Filtering in foreachBatch is more efficient than running three separate streams with source-side filters. Spark evaluates the filter predicates against the cached DataFrame without re-reading from Kafka.

“Write a Python foreachBatch that writes to four Delta tables in parallel.”

from concurrent.futures import ThreadPoolExecutor, as_completed
def parallel_write(batch_df, batch_id):
batch_df.cache()
def write_table(table_name, filter_expr=None):
df = batch_df.filter(filter_expr) if filter_expr else batch_df
df.write.format("delta").mode("append") \
.option("txnVersion", batch_id) \
.option("txnAppId", f"parallel_{table_name}") \
.saveAsTable(table_name)
tables = [
("bronze.all_events", None),
("silver.errors", col("level") == "ERROR"),
("silver.warnings", col("level") == "WARN"),
("gold.metrics", col("type") == "metric"),
]
with ThreadPoolExecutor(max_workers=4) as executor:
futures = {executor.submit(write_table, t, f): t for t, f in tables}
errors = []
for future in as_completed(futures):
try:
future.result()
except Exception as e:
errors.append((futures[future], str(e)))
batch_df.unpersist()
if errors:
raise Exception(f"Write failures: {errors}")

Sequential writes to four tables mean the microbatch takes four times as long as a single write.

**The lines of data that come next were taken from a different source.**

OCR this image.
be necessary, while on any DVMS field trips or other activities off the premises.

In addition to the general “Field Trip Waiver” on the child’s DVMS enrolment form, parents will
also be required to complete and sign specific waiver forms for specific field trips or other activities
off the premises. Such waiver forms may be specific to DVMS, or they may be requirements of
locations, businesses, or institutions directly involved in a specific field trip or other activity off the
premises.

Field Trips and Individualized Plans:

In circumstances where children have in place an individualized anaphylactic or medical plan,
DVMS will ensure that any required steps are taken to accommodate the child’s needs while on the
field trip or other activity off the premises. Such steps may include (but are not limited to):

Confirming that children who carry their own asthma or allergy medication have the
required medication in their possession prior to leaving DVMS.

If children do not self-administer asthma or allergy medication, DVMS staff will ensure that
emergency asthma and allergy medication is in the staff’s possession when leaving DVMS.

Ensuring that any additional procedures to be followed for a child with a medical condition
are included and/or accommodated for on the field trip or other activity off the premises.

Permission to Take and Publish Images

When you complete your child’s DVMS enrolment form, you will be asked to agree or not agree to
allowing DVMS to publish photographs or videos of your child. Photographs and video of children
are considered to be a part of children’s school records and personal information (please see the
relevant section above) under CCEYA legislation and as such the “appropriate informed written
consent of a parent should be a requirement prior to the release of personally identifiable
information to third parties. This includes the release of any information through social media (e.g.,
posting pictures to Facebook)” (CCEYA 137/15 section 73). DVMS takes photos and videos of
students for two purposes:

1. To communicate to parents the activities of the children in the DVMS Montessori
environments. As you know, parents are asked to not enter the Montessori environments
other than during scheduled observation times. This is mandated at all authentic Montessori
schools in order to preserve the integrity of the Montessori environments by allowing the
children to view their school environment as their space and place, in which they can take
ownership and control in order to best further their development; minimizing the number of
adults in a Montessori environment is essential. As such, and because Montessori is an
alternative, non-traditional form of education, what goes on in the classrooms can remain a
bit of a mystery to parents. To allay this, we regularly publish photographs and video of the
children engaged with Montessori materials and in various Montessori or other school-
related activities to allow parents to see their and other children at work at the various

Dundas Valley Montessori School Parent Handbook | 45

Parallel writes cut that to roughly the duration of the slowest sink. Keep max_workers at 4 or fewer — more threads create resource contention that slows everything down.

“Write a Python foreachBatch that validates records and routes invalid ones to a DLQ table.”

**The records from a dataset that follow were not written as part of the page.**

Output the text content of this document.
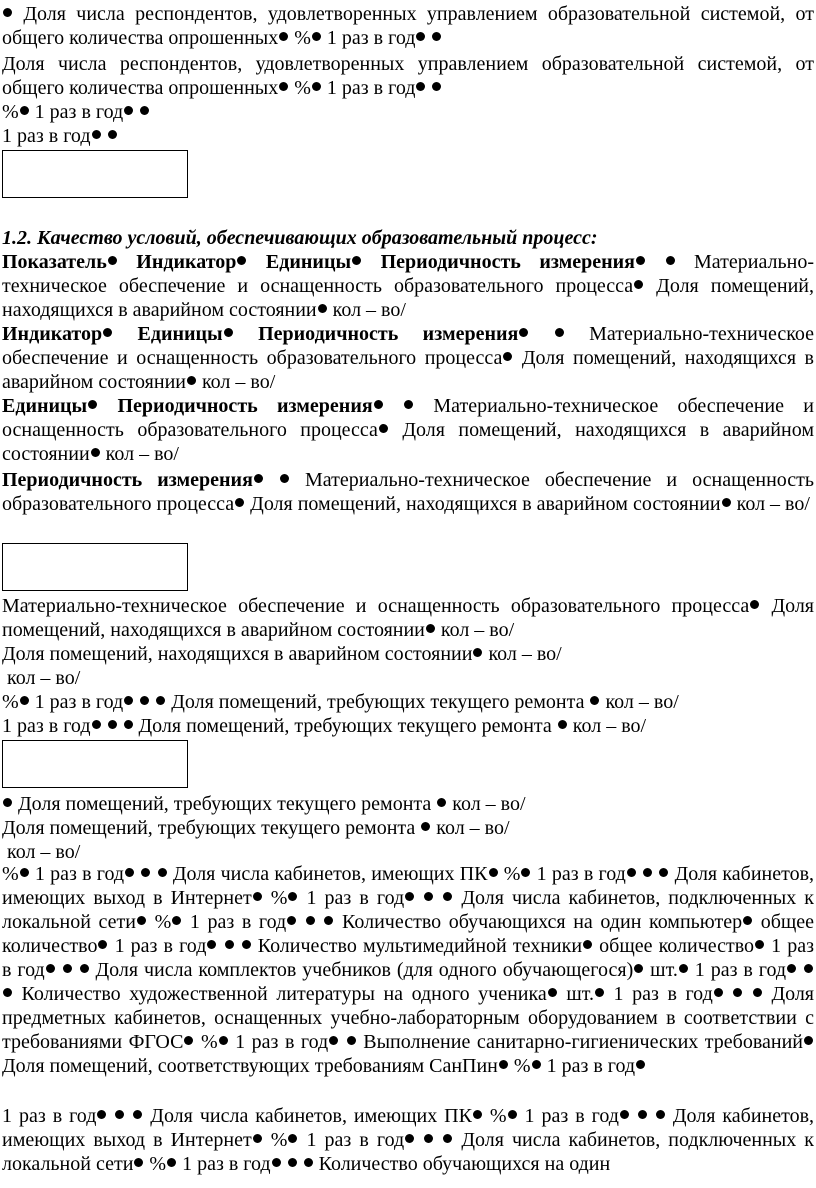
Доля числа респондентов, удовлетворенных управлением образовательной системой, от общего количества опрошенных % 1 раз в год

Доля числа респондентов, удовлетворенных управлением образовательной системой, от общего количества опрошенных % 1 раз в год

% 1 раз в год

1 раз в год

1.2. Качество условий, обеспечивающих образовательный процесс:

Показатель Индикатор Единицы Периодичность измерения  Материально-техническое обеспечение и оснащенность образовательного процесса Доля помещений, находящихся в аварийном состоянии кол – во/

Индикатор Единицы Периодичность измерения  Материально-техническое обеспечение и оснащенность образовательного процесса Доля помещений, находящихся в аварийном состоянии кол – во/

Единицы Периодичность измерения  Материально-техническое обеспечение и оснащенность образовательного процесса Доля помещений, находящихся в аварийном состоянии кол – во/

Периодичность измерения  Материально-техническое обеспечение и оснащенность образовательного процесса Доля помещений, находящихся в аварийном состоянии кол – во/

Материально-техническое обеспечение и оснащенность образовательного процесса Доля помещений, находящихся в аварийном состоянии кол – во/

Доля помещений, находящихся в аварийном состоянии кол – во/

кол – во/

% 1 раз в год   Доля помещений, требующих текущего ремонта  кол – во/

1 раз в год   Доля помещений, требующих текущего ремонта  кол – во/

Доля помещений, требующих текущего ремонта  кол – во/

Доля помещений, требующих текущего ремонта  кол – во/

кол – во/

% 1 раз в год   Доля числа кабинетов, имеющих ПК % 1 раз в год   Доля кабинетов, имеющих выход в Интернет % 1 раз в год   Доля числа кабинетов, подключенных к локальной сети % 1 раз в год   Количество обучающихся на один компьютер общее количество 1 раз в год   Количество мультимедийной техники общее количество 1 раз в год   Доля числа комплектов учебников (для одного обучающегося) шт. 1 раз в год   Количество художественной литературы на одного ученика шт. 1 раз в год	Доля предметных кабинетов, оснащенных учебно-лабораторным оборудованием в соответствии с требованиями ФГОС % 1 раз в год  Выполнение санитарно-гигиенических требований Доля помещений, соответствующих требованиям СанПин % 1 раз в год

1 раз в год   Доля числа кабинетов, имеющих ПК % 1 раз в год   Доля кабинетов, имеющих выход в Интернет % 1 раз в год   Доля числа кабинетов, подключенных к локальной сети % 1 раз в год   Количество обучающихся на один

from pyspark.sql.functions import lit
def write_with_dlq(batch_df, batch_id):
valid = batch_df.filter(col("required_field").isNotNull())
invalid = batch_df.filter(col("required_field").isNull())
if valid.count() > 0:
valid.write.format("delta").mode("append") \
.option("txnVersion", batch_id) \
.option("txnAppId", "multi_sink_valid") \
.saveAsTable("silver.valid_events")
if invalid.count() > 0:
(invalid
.withColumn("_error_reason", lit("missing_required_field"))
.withColumn("_batch_id", lit(batch_id))
.write.format("delta").mode("append")
.saveAsTable("errors.dead_letter_queue"))

Stamp DLQ records with the error reason and batch ID. This gives you enough context to replay or investigate without going back to the source.

  • Slow writes from sequential processing — if your foreachBatch writes to three or more tables sequentially, switch to ThreadPoolExecutor. The batch duration should be comfortably under your trigger interval.
  • Recomputing the batch for each sink — every .write action re-evaluates the DataFrame lineage. Cache at the top of foreachBatch and unpersist at the bottom. Forgetting to cache is the single most common performance issue in multi-sink writes.
  • Partial failures leave data inconsistent — if the second of three writes fails, Spark retries the entire batch. Use txnVersion/txnAppId on every write so successful sinks skip the duplicate and only the failed sink retries.
  • Expensive aggregations inside foreachBatch — groupBy/agg operations in the batch function block the entire microbatch. Move heavy aggregations to the stream definition if possible, or accept the latency cost.